Fotografía en el Eje Cafetero Colombiano

Dejé la caótica metrópoli bogotana y puse rumbo al Eje Cafetero. Manizales, Armenia, Pereira y Salento, conforman las líneas principales del eje cafetero colombiano, tan famoso y tan desconocido a la vez.


Elegí Salento para descansar durante unos días y adentrarme en el delicado y laborioso proceso del café en Colombia y visité una de las tantas haciendas donde se muestra cómo es el proceso de elaboración de esta rica bebida: La Hacienda de Don Elías.

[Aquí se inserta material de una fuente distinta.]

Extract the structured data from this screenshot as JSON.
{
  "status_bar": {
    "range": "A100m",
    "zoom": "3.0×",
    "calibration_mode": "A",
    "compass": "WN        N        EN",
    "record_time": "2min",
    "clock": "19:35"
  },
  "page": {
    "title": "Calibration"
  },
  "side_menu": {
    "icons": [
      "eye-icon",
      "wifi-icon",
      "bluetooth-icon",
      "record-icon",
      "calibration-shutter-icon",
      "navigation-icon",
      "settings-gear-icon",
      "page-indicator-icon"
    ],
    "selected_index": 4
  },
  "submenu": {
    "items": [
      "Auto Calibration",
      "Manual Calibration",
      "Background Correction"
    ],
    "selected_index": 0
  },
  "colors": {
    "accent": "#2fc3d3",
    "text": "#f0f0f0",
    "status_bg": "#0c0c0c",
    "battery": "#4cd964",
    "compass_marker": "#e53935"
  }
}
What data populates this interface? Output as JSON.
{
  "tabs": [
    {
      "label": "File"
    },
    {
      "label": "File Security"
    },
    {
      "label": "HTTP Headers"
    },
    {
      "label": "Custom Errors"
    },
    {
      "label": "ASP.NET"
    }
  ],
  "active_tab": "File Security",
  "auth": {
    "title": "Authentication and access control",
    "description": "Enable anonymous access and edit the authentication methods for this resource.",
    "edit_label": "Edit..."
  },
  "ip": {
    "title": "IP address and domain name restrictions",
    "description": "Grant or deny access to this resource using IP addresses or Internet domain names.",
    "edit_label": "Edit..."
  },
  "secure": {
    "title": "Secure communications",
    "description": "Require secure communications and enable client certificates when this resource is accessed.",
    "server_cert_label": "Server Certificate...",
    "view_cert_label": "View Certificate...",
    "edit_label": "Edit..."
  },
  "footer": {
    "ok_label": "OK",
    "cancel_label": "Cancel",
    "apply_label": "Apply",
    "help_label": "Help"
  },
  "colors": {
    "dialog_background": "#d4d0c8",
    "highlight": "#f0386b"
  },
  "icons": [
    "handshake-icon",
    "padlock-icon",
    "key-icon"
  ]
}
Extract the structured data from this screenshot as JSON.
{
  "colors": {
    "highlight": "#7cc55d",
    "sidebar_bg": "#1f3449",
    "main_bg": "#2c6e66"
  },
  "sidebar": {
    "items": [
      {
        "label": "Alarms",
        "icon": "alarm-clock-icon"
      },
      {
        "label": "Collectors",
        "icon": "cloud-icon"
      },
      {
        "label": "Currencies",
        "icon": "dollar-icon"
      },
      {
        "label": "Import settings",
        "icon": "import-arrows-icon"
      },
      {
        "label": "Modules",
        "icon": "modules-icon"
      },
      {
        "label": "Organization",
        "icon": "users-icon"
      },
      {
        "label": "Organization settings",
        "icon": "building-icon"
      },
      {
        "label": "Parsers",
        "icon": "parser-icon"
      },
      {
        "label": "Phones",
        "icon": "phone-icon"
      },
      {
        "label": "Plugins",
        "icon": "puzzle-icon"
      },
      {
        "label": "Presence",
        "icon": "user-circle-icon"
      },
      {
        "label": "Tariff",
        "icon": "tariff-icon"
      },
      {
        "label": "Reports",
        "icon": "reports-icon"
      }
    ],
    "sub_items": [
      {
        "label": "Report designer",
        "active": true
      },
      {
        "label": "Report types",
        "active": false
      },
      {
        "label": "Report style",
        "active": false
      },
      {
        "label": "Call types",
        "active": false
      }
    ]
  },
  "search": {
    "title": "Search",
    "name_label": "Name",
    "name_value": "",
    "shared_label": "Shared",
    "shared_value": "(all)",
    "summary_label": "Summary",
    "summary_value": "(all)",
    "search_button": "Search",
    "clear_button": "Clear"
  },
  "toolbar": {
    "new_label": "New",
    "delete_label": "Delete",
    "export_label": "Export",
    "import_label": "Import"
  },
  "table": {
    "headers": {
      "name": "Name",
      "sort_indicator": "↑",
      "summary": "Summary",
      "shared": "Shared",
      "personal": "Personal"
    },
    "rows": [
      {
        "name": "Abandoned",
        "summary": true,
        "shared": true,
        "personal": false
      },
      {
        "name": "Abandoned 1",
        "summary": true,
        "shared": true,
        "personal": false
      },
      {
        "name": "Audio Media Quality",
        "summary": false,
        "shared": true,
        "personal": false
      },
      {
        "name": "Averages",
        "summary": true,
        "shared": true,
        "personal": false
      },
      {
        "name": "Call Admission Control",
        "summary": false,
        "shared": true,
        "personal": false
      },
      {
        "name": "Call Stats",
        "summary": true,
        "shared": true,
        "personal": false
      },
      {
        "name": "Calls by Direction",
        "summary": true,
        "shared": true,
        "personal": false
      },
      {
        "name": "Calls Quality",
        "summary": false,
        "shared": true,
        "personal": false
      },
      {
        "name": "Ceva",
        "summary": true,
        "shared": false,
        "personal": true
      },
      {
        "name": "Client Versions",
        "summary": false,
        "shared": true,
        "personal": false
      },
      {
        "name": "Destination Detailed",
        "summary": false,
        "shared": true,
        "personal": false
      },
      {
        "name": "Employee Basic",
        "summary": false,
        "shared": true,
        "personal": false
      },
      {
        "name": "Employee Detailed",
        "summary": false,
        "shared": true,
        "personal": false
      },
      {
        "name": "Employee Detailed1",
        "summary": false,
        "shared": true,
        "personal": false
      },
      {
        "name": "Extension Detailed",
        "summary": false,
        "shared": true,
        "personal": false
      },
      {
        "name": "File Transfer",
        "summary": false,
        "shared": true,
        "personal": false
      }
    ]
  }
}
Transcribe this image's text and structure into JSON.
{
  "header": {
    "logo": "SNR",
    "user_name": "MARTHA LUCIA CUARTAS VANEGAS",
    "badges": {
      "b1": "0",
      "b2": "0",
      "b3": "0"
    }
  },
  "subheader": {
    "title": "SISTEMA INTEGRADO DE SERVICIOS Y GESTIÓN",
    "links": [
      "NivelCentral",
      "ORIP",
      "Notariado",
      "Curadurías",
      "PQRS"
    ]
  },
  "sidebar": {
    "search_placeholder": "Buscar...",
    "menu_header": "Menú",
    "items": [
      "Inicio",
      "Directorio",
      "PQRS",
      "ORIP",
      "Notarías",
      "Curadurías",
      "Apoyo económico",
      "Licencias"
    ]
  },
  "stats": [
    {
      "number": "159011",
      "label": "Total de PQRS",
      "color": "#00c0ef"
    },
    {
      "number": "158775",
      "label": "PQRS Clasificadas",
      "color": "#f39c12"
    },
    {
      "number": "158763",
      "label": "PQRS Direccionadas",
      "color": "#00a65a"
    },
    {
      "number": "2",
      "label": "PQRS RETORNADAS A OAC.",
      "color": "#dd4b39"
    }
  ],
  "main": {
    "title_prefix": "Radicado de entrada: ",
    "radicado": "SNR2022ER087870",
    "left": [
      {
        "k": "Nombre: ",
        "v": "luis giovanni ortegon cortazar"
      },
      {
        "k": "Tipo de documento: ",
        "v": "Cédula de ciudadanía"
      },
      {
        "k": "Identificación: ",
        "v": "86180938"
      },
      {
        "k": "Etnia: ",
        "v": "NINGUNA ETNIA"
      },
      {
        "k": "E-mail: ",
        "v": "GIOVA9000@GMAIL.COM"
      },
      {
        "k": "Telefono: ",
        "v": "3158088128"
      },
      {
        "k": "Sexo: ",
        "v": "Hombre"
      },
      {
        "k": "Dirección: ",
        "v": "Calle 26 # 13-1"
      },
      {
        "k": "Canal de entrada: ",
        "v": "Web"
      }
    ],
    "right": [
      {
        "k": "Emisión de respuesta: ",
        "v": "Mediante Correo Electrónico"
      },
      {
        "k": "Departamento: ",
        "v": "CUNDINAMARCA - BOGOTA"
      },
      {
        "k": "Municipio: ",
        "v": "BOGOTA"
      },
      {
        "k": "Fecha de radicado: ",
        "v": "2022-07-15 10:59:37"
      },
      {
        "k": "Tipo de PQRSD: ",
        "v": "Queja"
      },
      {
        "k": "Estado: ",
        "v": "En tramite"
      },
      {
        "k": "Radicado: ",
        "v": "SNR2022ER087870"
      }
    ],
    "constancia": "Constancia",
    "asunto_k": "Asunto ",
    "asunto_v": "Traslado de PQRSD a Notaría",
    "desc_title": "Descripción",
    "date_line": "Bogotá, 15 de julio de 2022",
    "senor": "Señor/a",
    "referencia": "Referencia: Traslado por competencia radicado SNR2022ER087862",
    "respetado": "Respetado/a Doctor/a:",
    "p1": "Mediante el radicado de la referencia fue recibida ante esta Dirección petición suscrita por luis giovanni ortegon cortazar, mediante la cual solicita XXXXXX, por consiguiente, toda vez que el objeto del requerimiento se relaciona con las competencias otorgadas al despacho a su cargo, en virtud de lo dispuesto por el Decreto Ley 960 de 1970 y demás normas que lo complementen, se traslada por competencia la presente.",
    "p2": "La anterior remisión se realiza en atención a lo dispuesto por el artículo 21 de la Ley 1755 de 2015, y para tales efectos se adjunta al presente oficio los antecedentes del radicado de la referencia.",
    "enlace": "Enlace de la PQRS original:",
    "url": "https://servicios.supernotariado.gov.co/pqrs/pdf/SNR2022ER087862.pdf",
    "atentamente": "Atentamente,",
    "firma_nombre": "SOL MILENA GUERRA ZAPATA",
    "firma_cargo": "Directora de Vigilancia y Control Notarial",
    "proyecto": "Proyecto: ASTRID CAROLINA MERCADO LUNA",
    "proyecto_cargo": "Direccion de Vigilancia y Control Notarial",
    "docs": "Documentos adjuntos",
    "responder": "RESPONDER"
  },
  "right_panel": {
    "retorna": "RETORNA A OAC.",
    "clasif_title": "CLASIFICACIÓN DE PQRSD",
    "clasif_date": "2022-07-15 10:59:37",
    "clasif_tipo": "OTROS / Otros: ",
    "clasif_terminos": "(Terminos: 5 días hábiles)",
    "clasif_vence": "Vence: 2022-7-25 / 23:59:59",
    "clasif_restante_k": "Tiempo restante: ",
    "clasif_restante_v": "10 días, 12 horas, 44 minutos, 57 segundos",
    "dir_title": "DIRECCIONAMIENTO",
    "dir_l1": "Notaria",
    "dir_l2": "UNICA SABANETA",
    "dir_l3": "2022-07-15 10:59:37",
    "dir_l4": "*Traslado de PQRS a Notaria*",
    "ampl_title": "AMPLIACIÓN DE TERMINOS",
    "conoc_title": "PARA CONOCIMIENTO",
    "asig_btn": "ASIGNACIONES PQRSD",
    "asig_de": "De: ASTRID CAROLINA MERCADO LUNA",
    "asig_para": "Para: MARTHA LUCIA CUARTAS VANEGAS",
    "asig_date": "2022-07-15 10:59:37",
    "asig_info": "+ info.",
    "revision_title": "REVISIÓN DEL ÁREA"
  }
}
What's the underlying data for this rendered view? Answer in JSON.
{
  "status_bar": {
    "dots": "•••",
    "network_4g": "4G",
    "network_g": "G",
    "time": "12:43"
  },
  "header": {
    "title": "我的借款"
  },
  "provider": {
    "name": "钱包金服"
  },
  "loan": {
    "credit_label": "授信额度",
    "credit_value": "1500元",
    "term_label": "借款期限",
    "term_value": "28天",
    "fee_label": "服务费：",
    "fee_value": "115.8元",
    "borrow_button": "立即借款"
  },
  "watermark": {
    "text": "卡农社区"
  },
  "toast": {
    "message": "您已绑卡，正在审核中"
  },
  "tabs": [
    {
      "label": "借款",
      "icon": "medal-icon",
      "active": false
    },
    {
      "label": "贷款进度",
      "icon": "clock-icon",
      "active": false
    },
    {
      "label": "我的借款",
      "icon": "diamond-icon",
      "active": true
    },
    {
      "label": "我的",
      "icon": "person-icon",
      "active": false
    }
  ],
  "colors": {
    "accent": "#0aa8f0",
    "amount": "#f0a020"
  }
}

A pesar de que los que allí trabajan definen el proceso de procesamiento del café como algo sencillo, lo cierto es que desde que las semillas son sembradas en la tierra hasta que florecen, se recogen, se procesan y pasan numerosos controles de calidad, pasan años, concretamente entre tres y cinco. Tuve el honor de contemplar de primera mano la siembra de las semillas y las plantas del café, tanto las recién nacidas como las que ya comenzaban a estar listas para su recogida. Cada grano de café se recoge a mano e individualmente, lo que lo convierte en una tarea absolutamente meticulosa. Desde ese momento hasta que el café está servido, pasa por un proceso de lavado, debe secarse cuidadosamente protegiéndolo de la lluvia hasta llegar hasta su punto óptimo y ser molido a la antigua para después ser envasado y vendido.

Aquella tarde de hace unos pocos días, tras dos meses en este maravilloso país, gracias a Don Elías, degusté el mejor y más natural café colombiano. Alterné las fotografías mientras aguzaba el oído para no perderme ni un detalle de tan apasionante experiencia. Pero la cámara pudo más que mis oídos y ante tan exuberante naturaleza me dejé llevar por mi visor que parecía también atrapado en el paraíso.

Viajar como un viajero supone una experiencia inigualable. Viajar en compañía pero lejos de los tour operadores, hace que la experiencia sea aún más liberadora y auténtica y, por último, rodearse de personas locales con las que interactuar, le dejan a uno repleto de sensaciones difíciles de explicar e imposibles de fotografiar, pero que se quedarán para siempre en mi interior.